3. Why are these changes important?
These changes are important because they represent a shift in our assessment of how best to manage ASCVD and the risk of ASCVD. The most difficult part will be deciding who is at high risk for developing ASCVD. Once that decision is made, treatment actually becomes much simpler and straightforward.
4. What does this mean for physicians in their daily practice?
Physicians now have to assess who has a ≥ 7.5% risk of developing ASCVD in 10 years, and this is the main area of controversy with the new guidelines. The committee developed a new risk calculator that included data on African Americans, which is a defect of the commonly used Framingham risk calculator that was developed from data in largely European Americans. However, critics have commented that the new calculator overestimates risk to the extent that one-third of Americans between 40-75 years of age and every man older than 65 years would need statin therapy. Whether this is appropriate or not is debatable, but clearly more work needs to be done on risk calculation methods.
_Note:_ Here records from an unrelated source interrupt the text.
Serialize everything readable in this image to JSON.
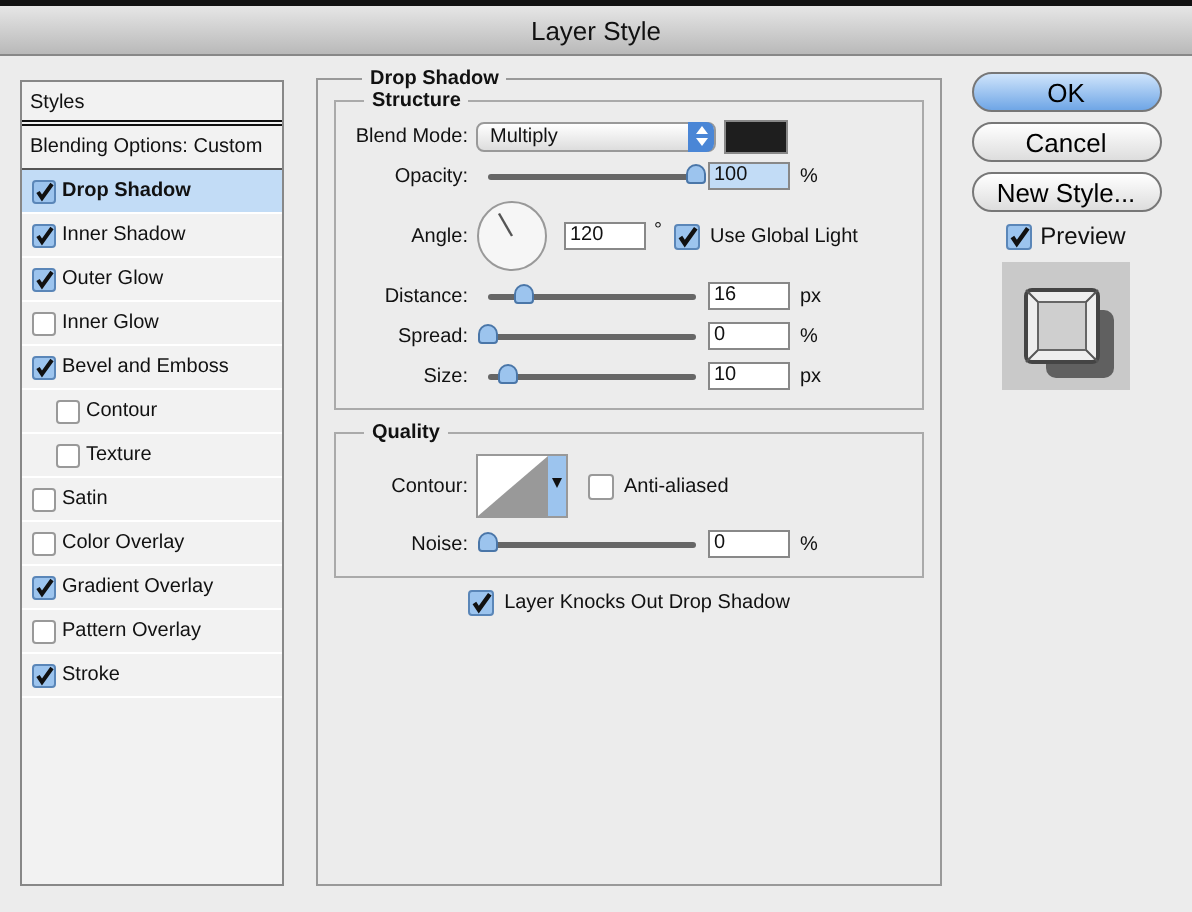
{
  "window": {
    "title": "Layer Style"
  },
  "styles_list": {
    "header": "Styles",
    "blending": "Blending Options: Custom",
    "items": [
      {
        "label": "Drop Shadow",
        "checked": true,
        "selected": true
      },
      {
        "label": "Inner Shadow",
        "checked": true,
        "selected": false
      },
      {
        "label": "Outer Glow",
        "checked": true,
        "selected": false
      },
      {
        "label": "Inner Glow",
        "checked": false,
        "selected": false
      },
      {
        "label": "Bevel and Emboss",
        "checked": true,
        "selected": false,
        "children": [
          {
            "label": "Contour",
            "checked": false,
            "selected": false
          },
          {
            "label": "Texture",
            "checked": false,
            "selected": false
          }
        ]
      },
      {
        "label": "Satin",
        "checked": false,
        "selected": false
      },
      {
        "label": "Color Overlay",
        "checked": false,
        "selected": false
      },
      {
        "label": "Gradient Overlay",
        "checked": true,
        "selected": false
      },
      {
        "label": "Pattern Overlay",
        "checked": false,
        "selected": false
      },
      {
        "label": "Stroke",
        "checked": true,
        "selected": false
      }
    ]
  },
  "drop_shadow": {
    "title": "Drop Shadow",
    "structure": {
      "title": "Structure",
      "blend_mode": {
        "label": "Blend Mode:",
        "value": "Multiply",
        "color": "#1e1e1e"
      },
      "opacity": {
        "label": "Opacity:",
        "level": 1.0,
        "value": "100",
        "unit": "%"
      },
      "angle": {
        "label": "Angle:",
        "value": "120",
        "unit": "°",
        "global_light": {
          "label": "Use Global Light",
          "checked": true
        }
      },
      "sliders": [
        {
          "label": "Distance:",
          "level": 0.17,
          "value": "16",
          "unit": "px"
        },
        {
          "label": "Spread:",
          "level": 0.0,
          "value": "0",
          "unit": "%"
        },
        {
          "label": "Size:",
          "level": 0.1,
          "value": "10",
          "unit": "px"
        }
      ]
    },
    "quality": {
      "title": "Quality",
      "contour_label": "Contour:",
      "anti_aliased": {
        "label": "Anti-aliased",
        "checked": false
      },
      "noise": {
        "label": "Noise:",
        "level": 0.0,
        "value": "0",
        "unit": "%"
      }
    },
    "knockout": {
      "label": "Layer Knocks Out Drop Shadow",
      "checked": true
    }
  },
  "buttons": [
    {
      "label": "OK",
      "default": true
    },
    {
      "label": "Cancel",
      "default": false
    },
    {
      "label": "New Style...",
      "default": false
    }
  ],
  "preview": {
    "label": "Preview",
    "checked": true
  }
}
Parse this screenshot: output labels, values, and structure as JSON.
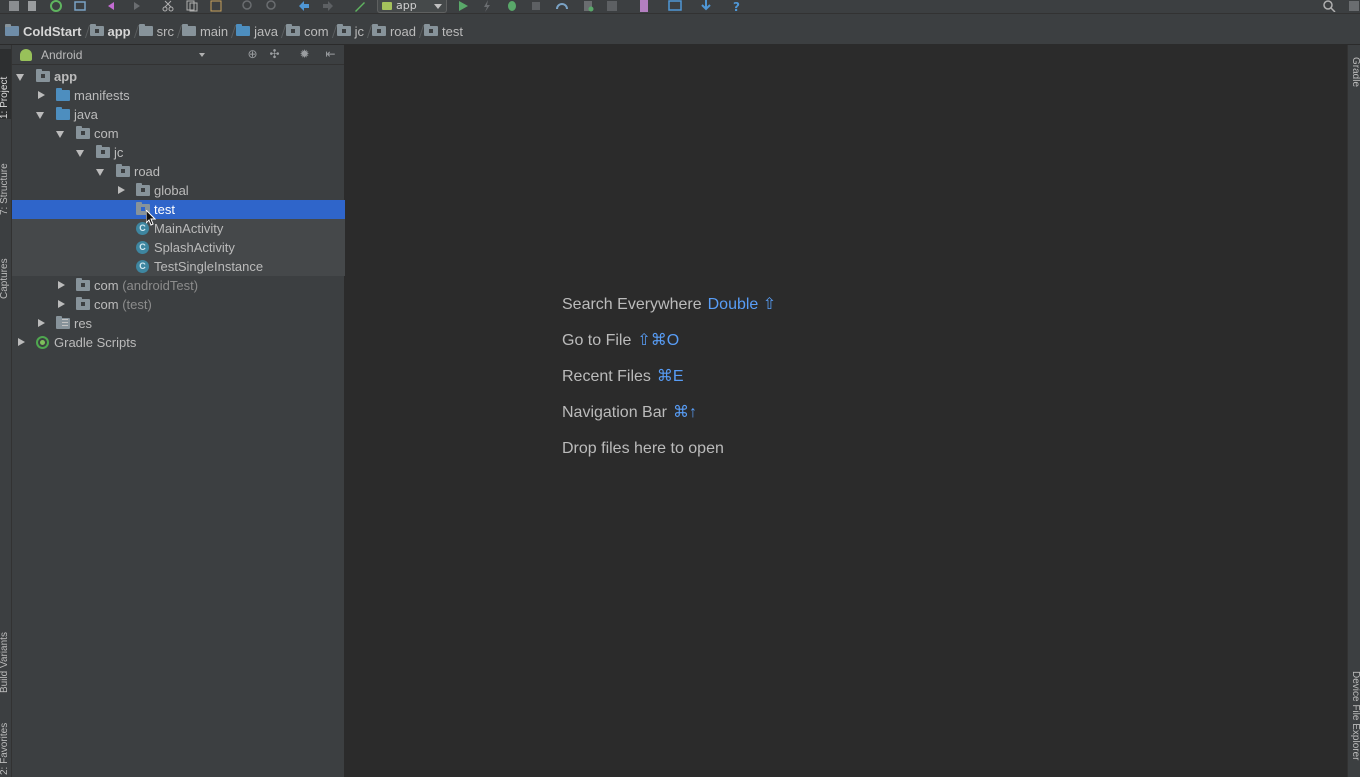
{
  "toolbar": {
    "run_config_label": "app",
    "icons": [
      "save-icon",
      "sync-icon",
      "refresh-icon",
      "undo-icon",
      "redo-icon",
      "cut-icon",
      "copy-icon",
      "paste-icon",
      "find-icon",
      "replace-icon",
      "back-icon",
      "forward-icon",
      "build-icon",
      "run-icon",
      "apply-changes-icon",
      "debug-icon",
      "attach-icon",
      "profile-icon",
      "coverage-icon",
      "stop-icon",
      "sdk-manager-icon",
      "avd-manager-icon",
      "download-icon",
      "help-icon",
      "search-icon"
    ]
  },
  "breadcrumb": [
    "ColdStart",
    "app",
    "src",
    "main",
    "java",
    "com",
    "jc",
    "road",
    "test"
  ],
  "left_tabs": {
    "project": "1: Project",
    "structure": "7: Structure",
    "captures": "Captures",
    "build_variants": "Build Variants",
    "favorites": "2: Favorites"
  },
  "right_tabs": {
    "gradle": "Gradle",
    "device_file_explorer": "Device File Explorer"
  },
  "project_panel": {
    "view_mode": "Android",
    "tree": {
      "app": "app",
      "manifests": "manifests",
      "java": "java",
      "com": "com",
      "jc": "jc",
      "road": "road",
      "global": "global",
      "test": "test",
      "main_activity": "MainActivity",
      "splash_activity": "SplashActivity",
      "test_single_instance": "TestSingleInstance",
      "com_android_test": "com",
      "com_android_test_suffix": "(androidTest)",
      "com_test": "com",
      "com_test_suffix": "(test)",
      "res": "res",
      "gradle_scripts": "Gradle Scripts"
    },
    "class_badge": "C"
  },
  "editor_hints": {
    "search_everywhere": {
      "label": "Search Everywhere",
      "shortcut": "Double ⇧"
    },
    "go_to_file": {
      "label": "Go to File",
      "shortcut": "⇧⌘O"
    },
    "recent_files": {
      "label": "Recent Files",
      "shortcut": "⌘E"
    },
    "navigation_bar": {
      "label": "Navigation Bar",
      "shortcut": "⌘↑"
    },
    "drop_files": {
      "label": "Drop files here to open"
    }
  },
  "colors": {
    "selection": "#2f65ca",
    "shortcut": "#589df6",
    "panel_bg": "#3c3f41",
    "editor_bg": "#2b2b2b"
  }
}
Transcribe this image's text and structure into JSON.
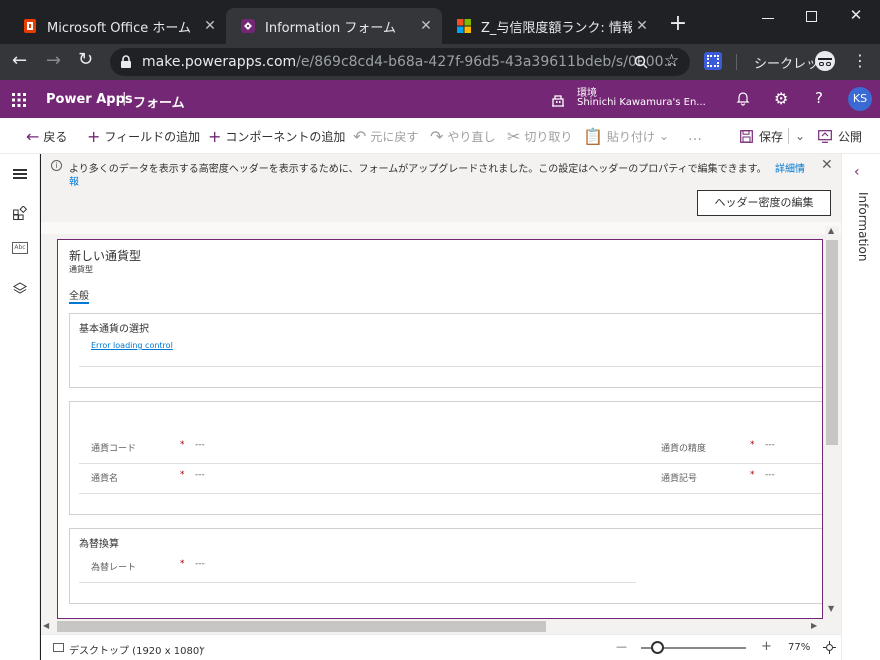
{
  "browser": {
    "tabs": [
      {
        "title": "Microsoft Office ホーム",
        "icon": "office-icon"
      },
      {
        "title": "Information フォーム",
        "icon": "powerapps-icon"
      },
      {
        "title": "Z_与信限度額ランク: 情報（全",
        "icon": "microsoft-icon"
      }
    ],
    "new_tab": "+",
    "url_host": "make.powerapps.com",
    "url_path": "/e/869c8cd4-b68a-427f-96d5-43a39611bdeb/s/0000...",
    "incognito_label": "シークレット"
  },
  "app": {
    "name": "Power Apps",
    "separator": "|",
    "section": "フォーム",
    "env_label": "環境",
    "env_name": "Shinichi Kawamura's En...",
    "avatar": "KS",
    "help": "?"
  },
  "commands": {
    "back": "戻る",
    "add_field": "フィールドの追加",
    "add_component": "コンポーネントの追加",
    "undo": "元に戻す",
    "redo": "やり直し",
    "cut": "切り取り",
    "paste": "貼り付け",
    "more": "…",
    "save": "保存",
    "publish": "公開"
  },
  "notice": {
    "text": "より多くのデータを表示する高密度ヘッダーを表示するために、フォームがアップグレードされました。この設定はヘッダーのプロパティで編集できます。",
    "link_part1": "詳細情",
    "link_part2": "報"
  },
  "header_button": "ヘッダー密度の編集",
  "right_panel_title": "Information",
  "form": {
    "title": "新しい通貨型",
    "subtitle": "通貨型",
    "tab": "全般",
    "section1": {
      "title": "基本通貨の選択",
      "error": "Error loading control"
    },
    "section2": {
      "fields": [
        {
          "label": "通貨コード",
          "req": "*",
          "value": "---"
        },
        {
          "label": "通貨名",
          "req": "*",
          "value": "---"
        },
        {
          "label": "通貨の精度",
          "req": "*",
          "value": "---"
        },
        {
          "label": "通貨記号",
          "req": "*",
          "value": "---"
        }
      ]
    },
    "section3": {
      "title": "為替換算",
      "field_label": "為替レート",
      "req": "*",
      "value": "---"
    }
  },
  "status": {
    "device": "デスクトップ (1920 x 1080)",
    "zoom": "77%",
    "minus": "—",
    "plus": "+"
  },
  "colors": {
    "brand": "#742774",
    "link": "#0078d4",
    "required": "#a80000"
  }
}
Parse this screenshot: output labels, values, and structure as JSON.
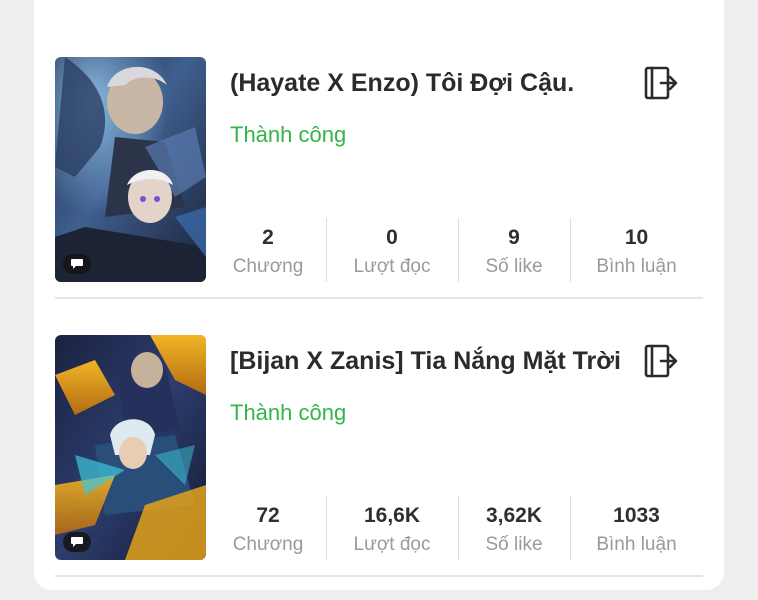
{
  "stories": [
    {
      "title": "(Hayate X Enzo) Tôi Đợi Cậu.",
      "status": "Thành công",
      "stats": [
        {
          "value": "2",
          "label": "Chương"
        },
        {
          "value": "0",
          "label": "Lượt đọc"
        },
        {
          "value": "9",
          "label": "Số like"
        },
        {
          "value": "10",
          "label": "Bình luận"
        }
      ]
    },
    {
      "title": "[Bijan X Zanis] Tia Nắng Mặt Trời",
      "status": "Thành công",
      "stats": [
        {
          "value": "72",
          "label": "Chương"
        },
        {
          "value": "16,6K",
          "label": "Lượt đọc"
        },
        {
          "value": "3,62K",
          "label": "Số like"
        },
        {
          "value": "1033",
          "label": "Bình luận"
        }
      ]
    }
  ],
  "icons": {
    "export": "export-icon",
    "comment_badge": "comment-bubble-icon"
  },
  "colors": {
    "status_success": "#35b44a",
    "title": "#2b2b2b",
    "label": "#9a9a9a"
  }
}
In borderline risk cases, the physician should consider other factors that are not in the risk calculator, such as family history of premature ASCVD, LDL > 160 mg/dL, hs CRP ≥ 2.0, a coronary CT calcium score > 300 or the 75th percentile, and an ABI < 0.9. Second, LDL cholesterol will still need to be measured to guide therapy. The goal now is to lower LDL at least 30-50% depending on how high it is at baseline, rather than aiming for a specific numerical target. Third, the non-statin, cholesterol-lowering therapies are not necessary, but can be considered if the patient cannot take statins or can only tolerate low doses. Fourth, the new guidelines exclude patients < 40 years or > 75 years old, with symptomatic heart failure or end-stage renal disease. Physicians must use their own judgment with these patients.
5. What does this mean for patients?
Patients are going to have to lose their fixation on their cholesterol numbers and start thinking about lowering their risk in many ways. Hopefully, this new focus will encourage patients to modify risk factors beyond cholesterol. Also, patients should stop relying on unproven remedies for lowering their risk and seriously consider major lifestyle modifications and statin therapy if necessary.
6. What are the next steps physicians and patients should take?
Physicians need to develop a brief talk on the new guidelines to educate their patients. It could be given to each patient as a paper handout, posted on a website, or played on a video in the waiting room. Patients need to consider that medicine is not a static field and changes to how we manage ASCVD and the risk of ASCVD will change over time, but that these changes are for the better.